Onbeperkte wijsheid heeft Hij van noode. Ik ben een mensch, die van mezelven vaak zoo weinig begrijp, en hoe zou dan de Heere alle mazen, alle gangen van den doolhof kennen, als Hij niet onbeperkt van wijsheid ware?
Hoe zou Hij kunnen kennen het rad in het midden van een rad, den kronkelgang in den kronkelgang in het bestaan van den mensch, in zijn verhouding tot al wat rondom hem is? Hoe zou Hij dan ons kunnen leiden?
De zoogenden zal Hij zachtjes leiden. Daar is van noode onbeperkte wijsheid, maar ook oneindige teerheid. Hij zal niet drijven, noch jagen, maar „l e i d e n". Hij zal niet leiden, maar zachtjes leiden.
Wie kan vertellen van de wondere zachtheid en lankmoedigheid en liefde, van het geduld en de verdraagzaamheid, waarmede Hij geleid heeft elk van die Hem waatilijk kennen? Hoe zorgt Hij voor de zoogenden! Hoe bemoedigt Hij hen! De aardsche herders werpen soms met de roede en den staf. Wie is altijd lankmoedig genoeg? De wachters, die in de stad omgingen, sloegen en verwondden de bruid, en namen haar sluier van haar. (Hooglied 5 vs. 7). Maar de bruidegom gaf haar niet één hard woord.

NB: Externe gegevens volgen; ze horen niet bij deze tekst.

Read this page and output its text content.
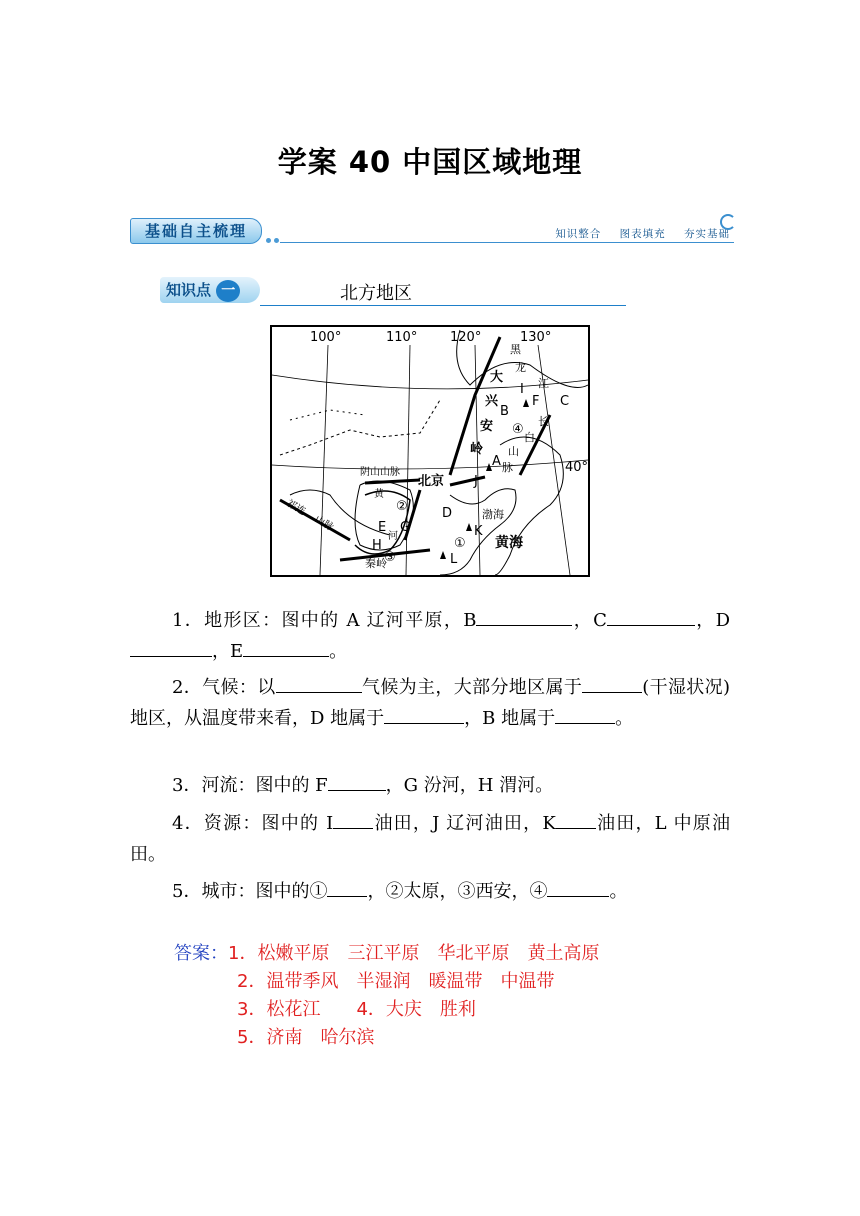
学案 40 中国区域地理
基础自主梳理	知识整合 图表填充 夯实基础
知识点 一	北方地区
100°	110°	120°	130°
40°
黑
龙
江
长
白
山
脉
渤海
秦岭
大
兴
安
岭
黄海
阴山山脉
祁连
山脉
黄
河
北京
A
B
C
D
E
F
G
H
I
J
K
L
①
②
③
④

1．地形区：图中的 A 辽河平原，B	，C	，D，E	。

2．气候：以	气候为主，大部分地区属于	(干湿状况)地区，从温度带来看，D 地属于	，B 地属于	。

3．河流：图中的 F	，G 汾河，H 渭河。

4．资源：图中的 I 油田，J 辽河油田，K 油田，L 中原油田。

5．城市：图中的① ，②太原，③西安，④	。

答案：1．松嫩平原　三江平原　华北平原　黄土高原
2．温带季风　半湿润　暖温带　中温带
3．松花江　　4．大庆　胜利
5．济南　哈尔滨
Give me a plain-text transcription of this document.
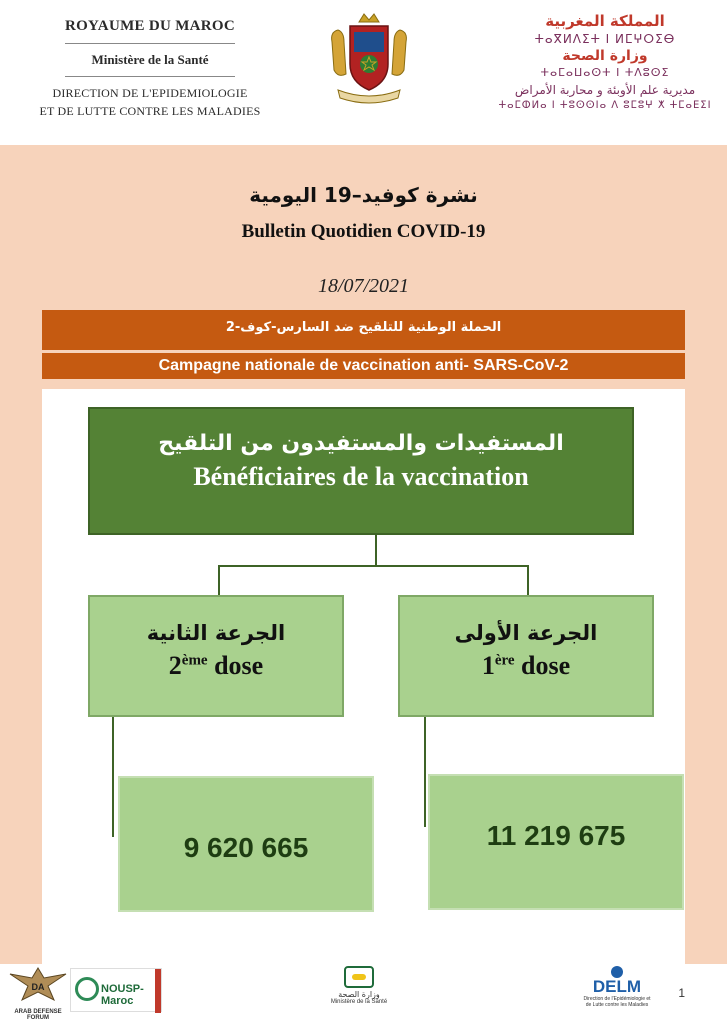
ROYAUME DU MAROC
Ministère de la Santé
DIRECTION DE L'EPIDEMIOLOGIE
ET DE LUTTE CONTRE LES MALADIES
المملكة المغربية
ⵜⴰⴳⵍⴷⵉⵜ ⵏ ⵍⵎⵖⵔⵉⴱ
وزارة الصحة
ⵜⴰⵎⴰⵡⴰⵙⵜ ⵏ ⵜⴷⵓⵙⵉ
مديرية علم الأوبئة و محاربة الأمراض
ⵜⴰⵎⵀⵍⴰ ⵏ ⵜⵓⵙⵙⵏⴰ ⴷ ⵓⵎⵓⵖ ⵅ ⵜⵎⴰⴹⵉⵏ
نشرة كوفيد–19 اليومية
Bulletin Quotidien COVID-19
18/07/2021
الحملة الوطنية للتلقيح ضد السارس-كوف-2
Campagne nationale de vaccination anti- SARS-CoV-2
المستفيدات والمستفيدون من التلقيح
Bénéficiaires de la vaccination
الجرعة الثانية
2ème dose
الجرعة الأولى
1ère dose
9 620 665	11 219 675
DA
ARAB DEFENSE FORUM
NOUSP-Maroc
وزارة الصحة
Ministère de la Santé
DELM
Direction de l'Epidémiologie et de Lutte contre les Maladies
1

De zoogenden zal Hij zachtjes leiden.
Soms werkt Hij indirect door middel van anderen. Hij zendt Titus om Paulus te bemoedigen. Het Woord geeft zoo liefelijke voorbeelden. „Want ook als wij in Macedonië gekomen zijn, zoo heeft ons vleesch geen rust gehad, maar wij waren in alles verdrukt: van buiten was strijd, van binnen vrees. Doch God, die de nederigen troost, heeft ons getroost door de komst van Titus" (2 Kor. 7 vers 5, 6).

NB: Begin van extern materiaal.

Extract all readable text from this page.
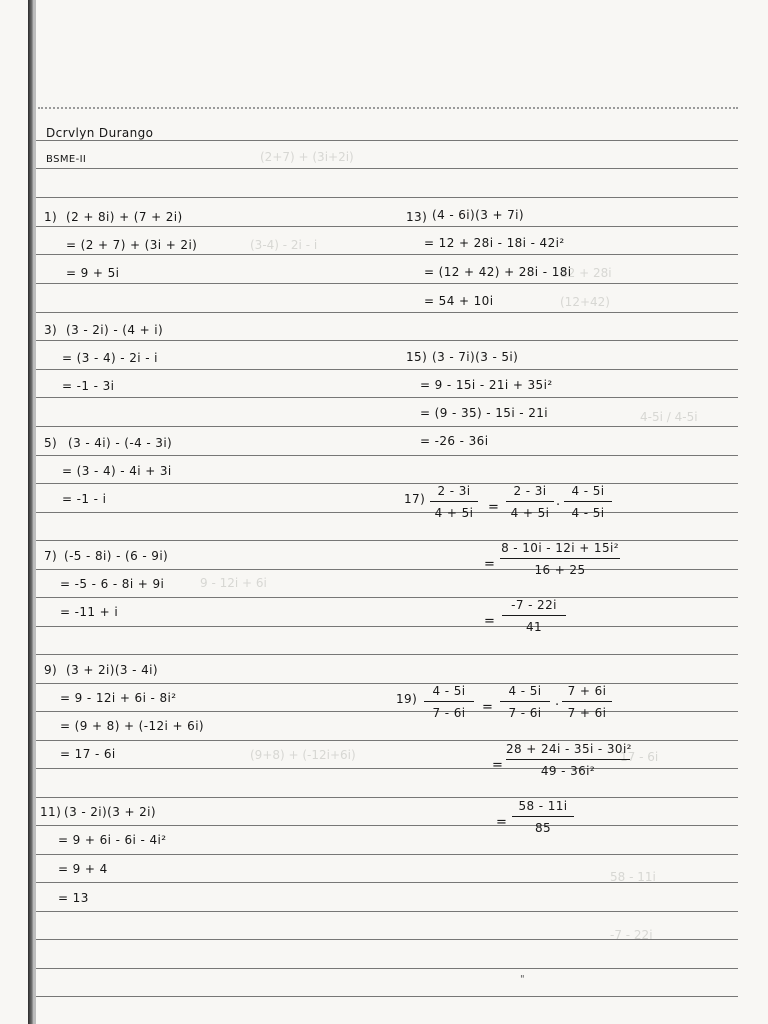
(2+7) + (3i+2i)
(3-4) - 2i - i
12 + 28i
(12+42)
4-5i / 4-5i
9 - 12i + 6i
(9+8) + (-12i+6i)	17 - 6i
58 - 11i
-7 - 22i
Dcrvlyn Durango
BSME-II
1) (2 + 8i) + (7 + 2i)
= (2 + 7) + (3i + 2i)
= 9 + 5i
3) (3 - 2i) - (4 + i)
= (3 - 4) - 2i - i
= -1 - 3i
5) (3 - 4i) - (-4 - 3i)
= (3 - 4) - 4i + 3i
= -1 - i
7) (-5 - 8i) - (6 - 9i)
= -5 - 6 - 8i + 9i
= -11 + i
9) (3 + 2i)(3 - 4i)
= 9 - 12i + 6i - 8i²
= (9 + 8) + (-12i + 6i)
= 17 - 6i
11) (3 - 2i)(3 + 2i)
= 9 + 6i - 6i - 4i²
= 9 + 4
= 13
13) (4 - 6i)(3 + 7i)
= 12 + 28i - 18i - 42i²
= (12 + 42) + 28i - 18i
= 54 + 10i
15) (3 - 7i)(3 - 5i)
= 9 - 15i - 21i + 35i²
= (9 - 35) - 15i - 21i
= -26 - 36i
17)
2 - 3i
4 + 5i	=
2 - 3i
4 + 5i ·
4 - 5i
4 - 5i
=
8 - 10i - 12i + 15i²
16 + 25
=
-7 - 22i
41
19)
4 - 5i
7 - 6i	=
4 - 5i
7 - 6i	·
7 + 6i
7 + 6i
=
28 + 24i - 35i - 30i²
49 - 36i²
=
58 - 11i
85
"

Daar is een ander voorbeeld aan het slot der Handelingen. Het geldt eveneens den apostel Paulus. Hij ging den dood tegemoet, en het is geen wonder, dat de Heere de broederen zou zenden om hem te sterken. ,,Vanwaar wij omvoeren, en kwamen den tweeden dag te Putéoli, alwaar wij broeders vonden, en werden gebeden zeven dagen bij hen te blijven, en alzoo gingen wij naar Rome. En van daar kwamen de broeders, van onze zaken gehoord hebbende, ons tegemoet tot Appius-markt en de Drie Tabernen; welke Paulus ziende, dankte, hij God, en greep moed. 't Was de Heere, die de broeders zond. Het was maar een druppel uit de volheid van Zijn liefde, maar een glimp van de grootheid van Zijn heerlijkheid, genade en liefde.
Soms bemoedigt Hij de zoogenden zonder bemiddeling van anderen. Door Zijn Woord. Hoe vaak verkwikt Hij hun hart door een enkel woord van belofte in dat hart te leggen. Het komt tot hen, maar zij weten niet hoe. Zij ontvangen het, en zij weten niet vanwaar. Maar het komt tot de ziel door de almacht des Heeren! door den grooten Herder der schapen, die op onnaspeurlijke wijs door den Heiligen Geest de zoogenden zachtkens leidt.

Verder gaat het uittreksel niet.